В результате этих благородных побуждений окружающих меня членов общества я не мог до позднего вечера сосредоточиться ни на чём. Мне приходилось прыгать в машину и уезжать в парк неподалёку, где деревья утешали меня своей глубокомысленной оседлостью.
Я хочу также уточнить, насколько изощрённой была эта пытка. Шум состоял из двух частей: первая часть была тракторно-косилочная, о которой я уже рассказал, а второй частью была стрижка травы по краям участка и в тех местах, где косилка не могла достать. Для этого у людей было специальное, ручное устройство для подстригания травы, но от этого не менее шумное. Сосед ходил, держа в руках мотор, к которому был приделан длинный вал с пропеллером на конце, которым и донимали ту траву, которая ухитрилась не попасть под гильотину косилки. Завершающее, подчищающее занятие это часто длилось ещё дольше, чем тракторная эпопея, так как оно осуществлялось с помощью ходьбы, а не езды, что, естественно, занимало больше времени.
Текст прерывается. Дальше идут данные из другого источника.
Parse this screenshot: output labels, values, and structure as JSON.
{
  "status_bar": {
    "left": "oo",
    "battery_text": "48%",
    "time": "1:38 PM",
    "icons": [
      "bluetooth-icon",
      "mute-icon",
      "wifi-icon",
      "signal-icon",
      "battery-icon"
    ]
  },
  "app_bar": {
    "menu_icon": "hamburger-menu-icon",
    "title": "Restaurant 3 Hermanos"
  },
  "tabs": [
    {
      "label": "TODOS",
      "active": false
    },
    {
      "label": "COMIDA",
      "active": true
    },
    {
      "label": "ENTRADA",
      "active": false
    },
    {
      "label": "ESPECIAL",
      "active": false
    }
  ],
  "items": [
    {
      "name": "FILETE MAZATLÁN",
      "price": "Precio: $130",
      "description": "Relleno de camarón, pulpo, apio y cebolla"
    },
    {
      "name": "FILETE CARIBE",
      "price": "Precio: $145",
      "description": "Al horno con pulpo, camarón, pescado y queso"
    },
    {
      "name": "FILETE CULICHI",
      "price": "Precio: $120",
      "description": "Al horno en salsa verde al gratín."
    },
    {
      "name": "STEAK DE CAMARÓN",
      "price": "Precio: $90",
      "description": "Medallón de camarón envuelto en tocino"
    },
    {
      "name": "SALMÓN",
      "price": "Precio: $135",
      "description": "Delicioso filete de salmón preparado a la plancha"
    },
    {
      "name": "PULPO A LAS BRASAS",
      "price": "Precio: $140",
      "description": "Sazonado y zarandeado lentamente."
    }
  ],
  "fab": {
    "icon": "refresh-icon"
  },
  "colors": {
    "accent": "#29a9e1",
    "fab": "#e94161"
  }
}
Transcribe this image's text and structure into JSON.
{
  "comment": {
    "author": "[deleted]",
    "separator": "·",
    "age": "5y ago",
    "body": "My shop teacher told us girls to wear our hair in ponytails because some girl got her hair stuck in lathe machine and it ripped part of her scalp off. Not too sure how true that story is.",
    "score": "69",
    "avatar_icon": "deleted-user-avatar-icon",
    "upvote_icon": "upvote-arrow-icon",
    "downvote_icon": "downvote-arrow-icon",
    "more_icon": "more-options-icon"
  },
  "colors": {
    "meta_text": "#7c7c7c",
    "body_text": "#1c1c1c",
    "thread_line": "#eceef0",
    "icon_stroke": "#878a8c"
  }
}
Всё стихало только с наступлением темноты, а будь у нас полярные ночи, то сенокосцы не останавливались бы до самого утра, когда надо было бы уже пересаживаться с трактора на машину, чтобы ехать на работу.
На моём участке тоже росла трава, и я косил её не чаще одного раза в две недели, да ещё маленькой еле шумящей косилкой. Соседи смотрели на меня с плохо скрываемым удивлением – как это я ещё не купил трактор и почему я предаюсь наслаждению сенокошения так редко.
Дело дошло до того, что сам вид трактора-сенокосилки и усевшегося в нём человека стал вызывать во мне великое отвращение и ненависть. И в грядущем не было никакого просвета, так как эти отцы семейств часто усаживали рядом с собой своих детей и катали туда и обратно, обучая их образу жизни, который те должны будут усвоить для своего счастливого будущего.
Был ещё и химический аспект проблемы. Минимум раз в месяц приезжали к соседям цистерны с химикалиями, и человек в маске распылял какие-то яды, которые уничтожали неположенные растения. Особенно интенсивно занимались травлением одуванчиков – этих ангелочков с ореолом, не выдерживающим ветра. Делалось это для того, чтобы трава представляла из себя равномерный зелёный покров единого сорта и одного оттенка. После каждого такого распыления на участке втыкались таблички, предупреждающие, чтобы по траве не ходить и не пускать на неё ни кошек, ни собак дня три. После каждого травления травы от неё исходил отвратный запах яда, который наполнял соседей торжеством победы над сорняками, а меня – грустью от смерти отвергнутых одуванчиков.
Таким образом, понятие соседской красоты формировалось и поддерживалось с помощью ядов.
А вот я любил одуванчики – весновестники, их волшебное превращение из жёлтого цветка в белоспермообразный венчик семян. Я наслаждался полётом смелых парашютистов жизни.
Так как мой дом находился посередине приусадебного участка, то он со всех сторон был окружён травой. Исключение составляла только асфальтированная дорожка, ведущая в мой гараж, которая смотрелась как пробор или как шрам.
Я решил в качестве протеста против шумовой пытки перестать стричь траву и дать ей расти так высоко, как она захочет и сможет. Соседи-трактористы, едучи по границе моего участка, косо и с негодованием смотрели на мой травяной укор их грохочущим потугам. А я радовался чертополоху, одуванчикам, куриной слепоте и высокой осоке. Однако вскоре я получил по почте предупреждение от местного градоуправления, что согласно каким-то постановлениям трава на участке не должна превышать столько-то там дюймов и если я не приведу её в должный рост, то обязан буду заплатить весьма болезненный штраф. Пришлось мне снова заводить свою сенокосилку и расхаживать с ней по участку вдоль и поперёк, пока травы и цветы не укоротились до разрешённой высоты.
До переезда в дом я жил в квартире в центре большого города на улице с оживлённым движением. Под моими окнами смердела остановка автобусов и по улице было разрешено движение грузовиков. Вот почему я так рвался уехать из города в предместье. Я въехал в свой дом зимой, счастливый от окружавшей меня тишины и покоя, но через месяц начался бешеный рост травы, и вокруг меня снова возник шумовой ад, почище городского.
В этом адском грохоте прошла половина моего первого лета как домовладельца.
Однажды, топча траву с гнусавой косилкой перед собой, я взглянул на одиночные деревья на участках моих обозримых соседей, и вдруг грандиозная мысль посетила меня: если я не имею права выращивать высокую траву на своём участке, то выращивать деревья мне никто запретить не может. Плотно посаженные деревья, а точнее, чаща должна предохранить меня от невыносимого шума косилок.